Category Archives: Rosie Colored Glasses

Review: Rosie Colored Glasses by Brianna Wolfson

Title: Rosie Colored Glasses by Brianna Wolfson
Publisher: MIRA
Genre: Contemporary, Women’s Fiction
Length: 336 pages
Book Rating: C+

Complimentary Review Copy Provided by Publisher Through NetGalley

Summary:

SEEING THE WORLD THROUGH ROSIE COLORED GLASSES

Just as opposites attract, they can also cause friction, and no one feels that friction more than Rex and Rosie’s daughter, Willow. Rex is serious and unsentimental and tapes checklists of chores on Willow’s bedroom door. Rosie is sparkling and enchanting and meets Willow in their treehouse in the middle of the night to feast on candy.

After Rex and Rosie’s divorce, Willow finds herself navigating their two different worlds. She is clearly under the spell of her exciting, fun-loving mother. But as Rosie’s behavior becomes more turbulent, the darker underpinnings of her manic love are revealed.

Rex had removed his Rosie colored glasses long ago, but will Willow do the same?

Whimsical, heartbreaking and uplifting, this is a novel about the many ways love can find you. Rosie Colored Glasses triumphs with the most endearing examples of how mothers and fathers and sons and daughters bend for one another.

Review:

Rosie Colored Glasses by Brianna Wolfson is a poignant novel about a family’s disintegration that results from wife and mother Rosie Thorpe’s undiagnosed (and self-medicated) bipolar disorder.

Twelve years ago, straight as an arrow and self-disciplined Rex Thorpe meets free-spirited and impulsive Rosie Collins. Despite the VAST differences in their personalities, Rex is swept away by the quixotic, fun-loving young woman and they embark on an unexpected romance. They move in together in the quirky apartment that Rex selects not because it fits his personality, but because it so perfectly embodies Rosie. Following their marriage and birth of oldest daughter Willow, Rex moves the family from the eclectic apartment to a house that is in Rosie’s opinion, bland and sterile. Despite her disappointment in their new abode, Rosie is a happy wife and mom but with the birth of youngest son, Asher, she sinks into a deep depression. This is beginning of an endless cycle of the highest of highs to the lowest of lows but it is Rosie’s attempts to self-medicate that lead Rex to end their marriage.

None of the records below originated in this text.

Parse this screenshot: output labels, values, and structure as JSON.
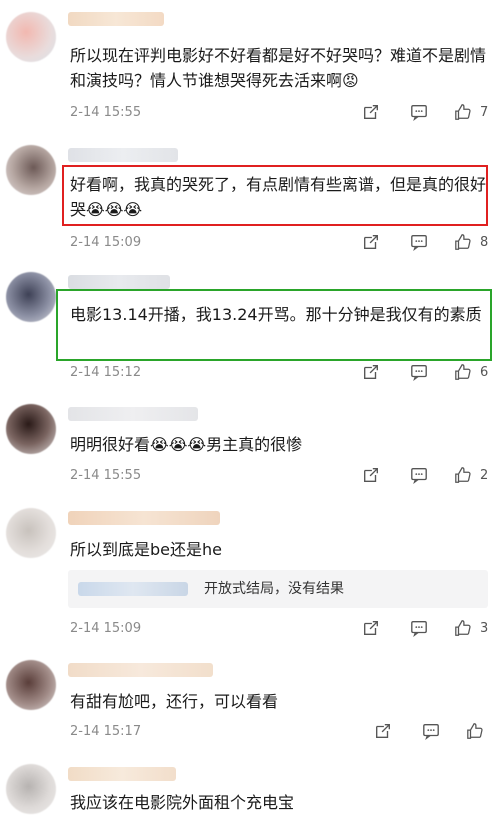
{
  "comments": [
    {
      "text": "所以现在评判电影好不好看都是好不好哭吗？难道不是剧情和演技吗？情人节谁想哭得死去活来啊😡",
      "time": "2-14 15:55",
      "likes": "7"
    },
    {
      "text": "好看啊，我真的哭死了，有点剧情有些离谱，但是真的很好哭😭😭😭",
      "time": "2-14 15:09",
      "likes": "8"
    },
    {
      "text": "电影13.14开播，我13.24开骂。那十分钟是我仅有的素质",
      "time": "2-14 15:12",
      "likes": "6"
    },
    {
      "text": "明明很好看😭😭😭男主真的很惨",
      "time": "2-14 15:55",
      "likes": "2"
    },
    {
      "text": "所以到底是be还是he",
      "reply": "开放式结局，没有结果",
      "time": "2-14 15:09",
      "likes": "3"
    },
    {
      "text": "有甜有尬吧，还行，可以看看",
      "time": "2-14 15:17",
      "likes": ""
    },
    {
      "text": "我应该在电影院外面租个充电宝"
    }
  ]
}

Now the dust has settled, it is poor Willow who is feeling the worst effects of her parents’ divorce. She and Asher are shuttled back and forth between their mother and father’s homes. Even worse, she desperately misses her warm and loving mother’s attention since her father is much more regimented and parents his kids with rules and schedules instead of compassion or affection. Willow is struggling to make sense of her new life amid teasing and bullying by her classmates. She is also dismayed by the slow downward spiral of her fun-loving mom as Rosie falls once again in depression and turns to very unhealthy means to try to cope.

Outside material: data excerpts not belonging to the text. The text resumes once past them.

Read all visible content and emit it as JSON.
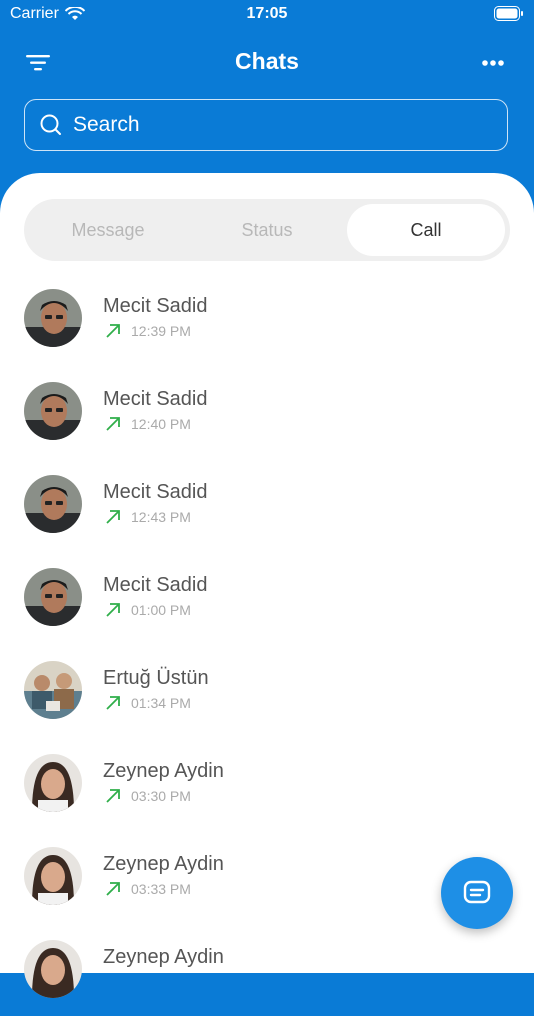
{
  "status_bar": {
    "carrier": "Carrier",
    "time": "17:05"
  },
  "header": {
    "title": "Chats"
  },
  "search": {
    "placeholder": "Search"
  },
  "tabs": [
    {
      "label": "Message",
      "active": false
    },
    {
      "label": "Status",
      "active": false
    },
    {
      "label": "Call",
      "active": true
    }
  ],
  "calls": [
    {
      "name": "Mecit Sadid",
      "time": "12:39 PM",
      "direction": "outgoing",
      "avatar": "man-dark-hair"
    },
    {
      "name": "Mecit Sadid",
      "time": "12:40 PM",
      "direction": "outgoing",
      "avatar": "man-dark-hair"
    },
    {
      "name": "Mecit Sadid",
      "time": "12:43 PM",
      "direction": "outgoing",
      "avatar": "man-dark-hair"
    },
    {
      "name": "Mecit Sadid",
      "time": "01:00 PM",
      "direction": "outgoing",
      "avatar": "man-dark-hair"
    },
    {
      "name": "Ertuğ Üstün",
      "time": "01:34 PM",
      "direction": "outgoing",
      "avatar": "group-photo"
    },
    {
      "name": "Zeynep Aydin",
      "time": "03:30 PM",
      "direction": "outgoing",
      "avatar": "woman-dark-hair"
    },
    {
      "name": "Zeynep Aydin",
      "time": "03:33 PM",
      "direction": "outgoing",
      "avatar": "woman-dark-hair"
    },
    {
      "name": "Zeynep Aydin",
      "time": "",
      "direction": "outgoing",
      "avatar": "woman-dark-hair"
    }
  ],
  "colors": {
    "primary": "#0a7bd6",
    "call_arrow": "#2fae4a",
    "fab": "#1e8fe6"
  }
}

The chapters alternate between Rex, Rosie and Willow’s points of view and weave back and forth in time. Willow’s chapters are the most poignant while Rex and Rosie’s detail the course of their relationship from dating through their divorce.  Willow is an incredibly sympathetic child whose parents do not seem to recognize that she is more than unhappy over their divorce; she is in desperate need of counseling to help her navigate her new “normal”. It is also quite troubling that no one at school attempts to try to intervene or address Willow’s schoolmates’ shabby treatment of the poor young girl. Equally shocking is the fact that Rex does not seem to be aware that  the very things that make Rosie so unique are symptoms of undiagnosed mental problem that is crying out to be addressed.   And how on earth could Rex allow his kids to spend time with Rosie without any supervision since he DIVORCED her because of her behavior in the first place???

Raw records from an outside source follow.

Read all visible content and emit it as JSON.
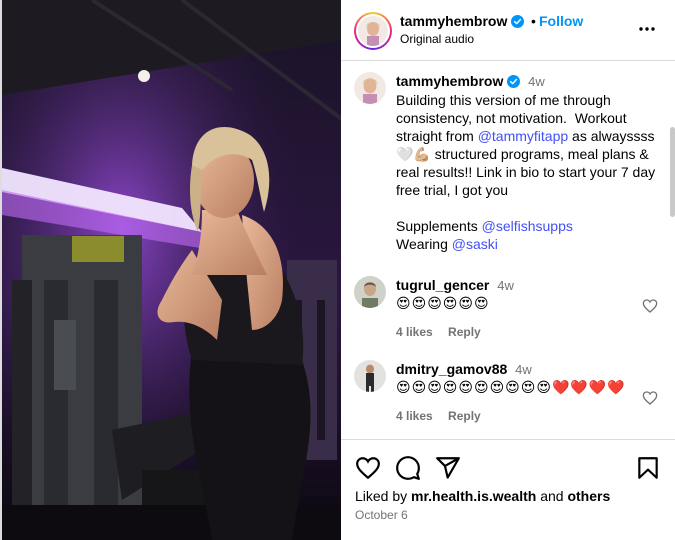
{
  "post": {
    "username": "tammyhembrow",
    "separator": "•",
    "follow_label": "Follow",
    "audio": "Original audio",
    "verified": true
  },
  "caption": {
    "username": "tammyhembrow",
    "time": "4w",
    "line1": "Building this version of me through consistency, not motivation.  Workout straight from ",
    "mention1": "@tammyfitapp",
    "line2": " as alwayssss🤍💪🏼 structured programs, meal plans & real results!! Link in bio to start your 7 day free trial, I got you",
    "supplements_label": "Supplements ",
    "mention2": "@selfishsupps",
    "wearing_label": "Wearing ",
    "mention3": "@saski"
  },
  "comments": [
    {
      "username": "tugrul_gencer",
      "time": "4w",
      "text": "😍😍😍😍😍😍",
      "likes": "4 likes",
      "reply_label": "Reply"
    },
    {
      "username": "dmitry_gamov88",
      "time": "4w",
      "text": "😍😍😍😍😍😍😍😍😍😍❤️❤️❤️❤️",
      "likes": "4 likes",
      "reply_label": "Reply"
    }
  ],
  "footer": {
    "liked_prefix": "Liked by ",
    "liked_user": "mr.health.is.wealth",
    "liked_and": " and ",
    "liked_others": "others",
    "date": "October 6"
  },
  "colors": {
    "link": "#0095f6",
    "mention": "#4150f7",
    "verified": "#0095f6",
    "secondary_text": "#737373",
    "divider": "#dbdbdb"
  },
  "icons": [
    "verified-badge-icon",
    "more-options-icon",
    "heart-icon",
    "comment-icon",
    "share-icon",
    "bookmark-icon"
  ]
}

Rosie Colored Glasses is an interesting novel but it is not a light or happy read.  Willow is a very relatable character and it is quite easy to understand why Rosie is the parent she gravitates toward since she is not close to Rex.  Brianna Wolfson’s debut is based on her own personal experience which makes it all the more poignant to read.  The novel ends on an uplifting note but the rest of the story is far from happy.